[PATCH] nvme core: allow controller RESETTING to RECONNECTING transition

Wed May 3 08:32:56 PDT 2017

On 5/3/2017 12:59 AM, Sagi Grimberg wrote:
>
>> Allow controller state transition : RESETTING to RECONNECTING
>>
>> I intend to have the nvme_fc transport set the state to RESETTING when
>> tearing down the current association (error or controller reset), then
>> transitioning to RECONNECTING when attempting to establish a new
>> association.
>
> I'm not sure this is a good idea. I think that the semantics of
> RESETTING state is that we are performing a controller reset,
> RECONNECTING semantics means we are trying to reestablish our controller
> session. It seems that mixing these states is just confusing.

I'm not following as, at a high level, it sounds like we're saying the 
same thing. I'm sure the difference is in the definitions of "controller 
reset" and "reestablish our controller session".

here's how I view them:

RESETTING: stopping the blk queues, killing the transport 
queues/connections and outstanding io on them, then formally tearing 
down the fabric association.  Officially, RESETTING would be when 
CC.EN=0 is done. But that can only occur if there is connectivity to the 
target and can use the admin connection for a Set_Property command. All 
the same actions take place except the Set_Property on cases where you 
lose connectivity. I'm viewing all of these actions, of terminating the 
original transport association, as RESETTING.
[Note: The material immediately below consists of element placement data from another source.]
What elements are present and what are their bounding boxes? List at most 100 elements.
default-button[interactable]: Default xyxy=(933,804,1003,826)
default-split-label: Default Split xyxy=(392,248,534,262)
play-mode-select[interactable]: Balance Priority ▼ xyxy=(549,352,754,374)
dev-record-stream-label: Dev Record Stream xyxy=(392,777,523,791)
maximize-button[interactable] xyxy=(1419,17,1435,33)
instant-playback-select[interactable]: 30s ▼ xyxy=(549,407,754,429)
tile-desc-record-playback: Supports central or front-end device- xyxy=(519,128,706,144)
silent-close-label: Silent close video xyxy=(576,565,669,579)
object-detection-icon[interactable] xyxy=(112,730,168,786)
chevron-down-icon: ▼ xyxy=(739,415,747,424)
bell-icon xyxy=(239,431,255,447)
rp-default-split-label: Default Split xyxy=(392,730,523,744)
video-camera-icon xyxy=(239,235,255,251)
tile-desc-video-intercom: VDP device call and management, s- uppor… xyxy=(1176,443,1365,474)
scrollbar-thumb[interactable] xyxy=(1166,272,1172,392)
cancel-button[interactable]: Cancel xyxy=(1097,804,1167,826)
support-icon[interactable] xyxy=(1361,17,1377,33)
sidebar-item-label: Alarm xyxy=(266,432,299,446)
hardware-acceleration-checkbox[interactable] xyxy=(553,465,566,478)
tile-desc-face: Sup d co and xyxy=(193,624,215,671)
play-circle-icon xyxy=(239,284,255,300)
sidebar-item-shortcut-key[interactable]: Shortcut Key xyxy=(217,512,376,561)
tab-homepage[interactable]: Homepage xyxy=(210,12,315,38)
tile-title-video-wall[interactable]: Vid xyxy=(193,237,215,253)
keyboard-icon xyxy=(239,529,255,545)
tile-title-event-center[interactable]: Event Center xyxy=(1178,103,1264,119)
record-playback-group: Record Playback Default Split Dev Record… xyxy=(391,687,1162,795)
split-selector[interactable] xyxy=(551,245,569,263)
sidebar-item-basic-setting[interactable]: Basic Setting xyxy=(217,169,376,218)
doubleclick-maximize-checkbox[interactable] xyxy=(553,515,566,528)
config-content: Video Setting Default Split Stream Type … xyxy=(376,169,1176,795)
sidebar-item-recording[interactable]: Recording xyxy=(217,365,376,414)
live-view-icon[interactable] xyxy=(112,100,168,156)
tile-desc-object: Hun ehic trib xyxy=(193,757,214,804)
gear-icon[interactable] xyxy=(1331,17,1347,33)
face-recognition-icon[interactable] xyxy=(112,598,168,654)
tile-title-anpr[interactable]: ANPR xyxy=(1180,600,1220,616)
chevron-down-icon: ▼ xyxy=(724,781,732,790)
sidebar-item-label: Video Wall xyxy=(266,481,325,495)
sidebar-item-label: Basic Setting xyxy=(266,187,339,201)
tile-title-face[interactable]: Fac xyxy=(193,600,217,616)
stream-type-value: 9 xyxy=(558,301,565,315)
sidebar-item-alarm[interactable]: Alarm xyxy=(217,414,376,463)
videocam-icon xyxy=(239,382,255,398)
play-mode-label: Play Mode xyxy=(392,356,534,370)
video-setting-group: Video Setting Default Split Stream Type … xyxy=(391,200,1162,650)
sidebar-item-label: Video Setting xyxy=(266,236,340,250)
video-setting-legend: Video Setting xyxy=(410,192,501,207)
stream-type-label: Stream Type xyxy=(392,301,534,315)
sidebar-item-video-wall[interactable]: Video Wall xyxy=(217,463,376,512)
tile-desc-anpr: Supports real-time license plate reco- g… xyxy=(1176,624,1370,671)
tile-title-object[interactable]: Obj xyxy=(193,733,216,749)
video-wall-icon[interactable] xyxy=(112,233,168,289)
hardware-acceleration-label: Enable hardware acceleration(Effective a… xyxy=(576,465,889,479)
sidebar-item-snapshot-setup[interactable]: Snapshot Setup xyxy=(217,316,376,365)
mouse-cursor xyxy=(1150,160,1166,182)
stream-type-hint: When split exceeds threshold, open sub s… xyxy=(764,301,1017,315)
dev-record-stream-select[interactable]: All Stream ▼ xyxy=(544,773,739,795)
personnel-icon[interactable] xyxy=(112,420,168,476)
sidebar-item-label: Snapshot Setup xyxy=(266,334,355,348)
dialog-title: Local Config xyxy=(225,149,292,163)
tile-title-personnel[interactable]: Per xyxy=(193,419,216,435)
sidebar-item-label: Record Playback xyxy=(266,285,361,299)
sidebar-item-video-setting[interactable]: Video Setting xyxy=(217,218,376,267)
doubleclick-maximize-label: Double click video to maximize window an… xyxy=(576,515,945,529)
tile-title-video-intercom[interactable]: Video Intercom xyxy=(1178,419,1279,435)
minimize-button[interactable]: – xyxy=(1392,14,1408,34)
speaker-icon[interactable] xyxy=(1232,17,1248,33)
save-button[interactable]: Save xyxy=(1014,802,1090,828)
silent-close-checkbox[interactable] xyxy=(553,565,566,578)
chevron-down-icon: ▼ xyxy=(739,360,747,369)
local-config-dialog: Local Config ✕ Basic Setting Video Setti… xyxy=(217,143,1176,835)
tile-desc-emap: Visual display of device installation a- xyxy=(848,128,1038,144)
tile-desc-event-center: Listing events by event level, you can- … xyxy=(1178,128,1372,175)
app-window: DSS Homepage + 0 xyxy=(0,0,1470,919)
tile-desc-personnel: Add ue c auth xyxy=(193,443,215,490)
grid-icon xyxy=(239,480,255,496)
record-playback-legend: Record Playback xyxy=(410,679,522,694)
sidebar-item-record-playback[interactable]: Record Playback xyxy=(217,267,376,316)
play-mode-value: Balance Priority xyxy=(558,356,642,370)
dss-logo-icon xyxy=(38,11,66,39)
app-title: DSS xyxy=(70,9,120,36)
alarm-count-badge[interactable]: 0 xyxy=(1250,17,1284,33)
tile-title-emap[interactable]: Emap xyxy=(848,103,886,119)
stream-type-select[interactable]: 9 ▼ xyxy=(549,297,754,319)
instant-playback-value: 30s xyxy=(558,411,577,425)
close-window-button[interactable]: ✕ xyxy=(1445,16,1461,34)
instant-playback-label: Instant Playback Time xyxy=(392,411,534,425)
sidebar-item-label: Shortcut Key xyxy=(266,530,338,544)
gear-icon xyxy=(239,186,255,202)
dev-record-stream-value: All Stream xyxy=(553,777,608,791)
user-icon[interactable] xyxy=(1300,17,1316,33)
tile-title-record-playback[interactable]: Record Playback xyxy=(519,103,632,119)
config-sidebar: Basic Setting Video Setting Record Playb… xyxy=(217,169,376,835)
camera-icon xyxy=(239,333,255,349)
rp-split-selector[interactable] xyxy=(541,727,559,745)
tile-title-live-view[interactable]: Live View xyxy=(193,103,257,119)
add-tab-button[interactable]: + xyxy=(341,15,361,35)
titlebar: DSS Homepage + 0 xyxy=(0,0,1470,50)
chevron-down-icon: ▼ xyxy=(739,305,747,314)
RECONNECTING: restarting the association - creating transport 
queues/connections, reprobing the controller and re-releasing block 
queues. I'm viewing all of the actions to create a new transport 
association, as RECONNECTING.

on FC, I was going to: move the controller from LIVE->RESETTING when 
tearing down the association, whether invoked by the core reset 
interface or upon detecting an error and independent of whether I can 
send an CC.EN=0 (which I'll do if connected); and after teardown, from 
RESETTING->CONNECTING as I start the new association. And if the new 
association can't be immediately created: a) if there is connectivity, 
use the same periodic retry based on max_reconnects and reconnect_delay; 
and b) if there isn't connectivity, delay until connectivity occurs or a 
timeout.

I find it more confusing with what rdma has:

RESETTING: When invoked by core layer to reset the ctrl. stops block 
queues, kills transport queues/connections and outstanding ios, attempts 
immediate new association with target, creating transport 
queues/connections and releasing io. AND if new association fails, 
device is deleted.

RECONNECTING: transport error detected. stops block queues, kills 
transport queues/connections and outstanding ios, attempts new 
association with target, creating transport queues/connections and 
releasing io. AND if new association fails, retries the new association 
connect per max_reconnects/reconnect_delay before giving up.

As I interpret them, the states reflect why/how it was torn 
down/reconnecting (core layer invoked and CC.EN written vs transport 
detected/deleted), and whether a reconnect will be retried or not. State 
of what its doing is lost a bit.

>
> In fact, I have a patch in the pipe that disallows the state transition
> from RECONNECTING to RESETTING:

I don't have any problem with this.

-- james